Quantopian's community platform is shutting down. Please read this post for more information and download your code.
Back to Community
How to construct good training sets for supervised machine learning algorithms?

If I want to train a supervised machine learning algorithm to predict win/losses of a stock based on some fundamental data at the time a position is entered, I need a good training set. To construct the training set, feature vectors of fundamental data have to be mapped to discrete or continous win/loss target values. Now the question is: What is a good strategy to construct such a dataset? Say I take a set of fundamental data of a universe of stocks as feature vector, to which target values do I map these feature vectors?

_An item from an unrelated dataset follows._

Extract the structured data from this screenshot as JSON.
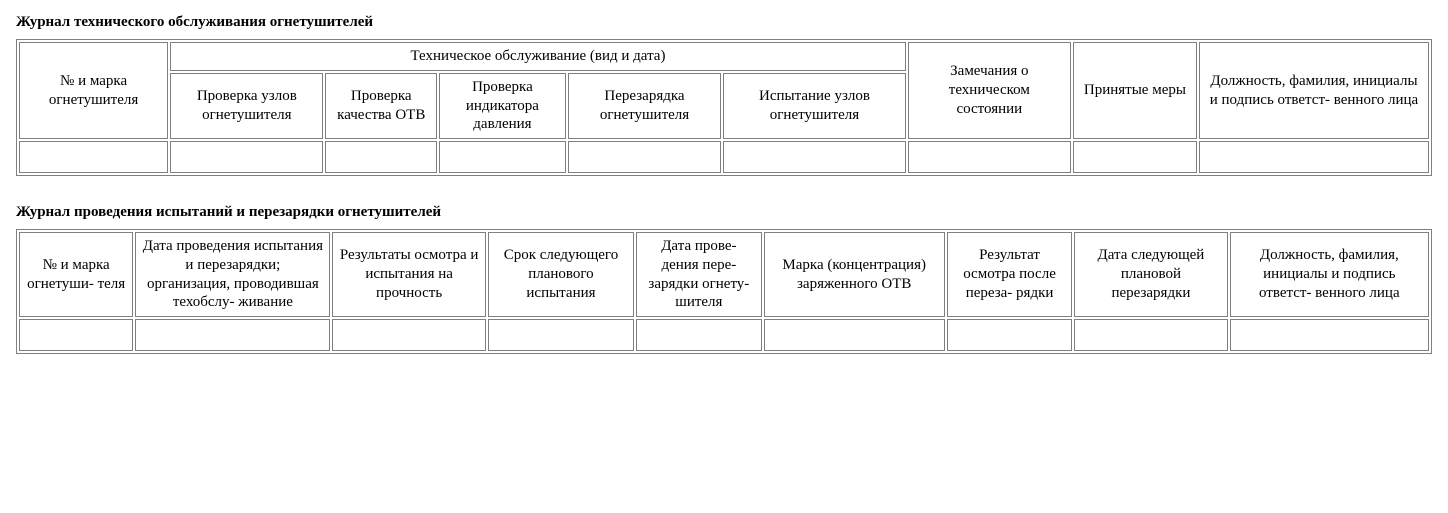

Or more precisely: Do I take the close of the next trading day, or the close of next week / month etc. as target values, or an average of all these?

Or in the pseudocode

for each day in history  
       for each stock in universe  
              feature_vector = CalculateFeatureVector(day, stock)  
              target_calue = CalculateTargetValue(day,stock)  
              AddInstanceToTrainingSet(feature_vector, target_value)  

I am looking for good strategies to implement

 CalculateTargetValue(day,stock)  

I am sure this is fairly gerenal question, with answers that start with "It depends..." . But what I am looking for here, are some rules, strategies best practises and/or examples that may help to construct supervised training sets.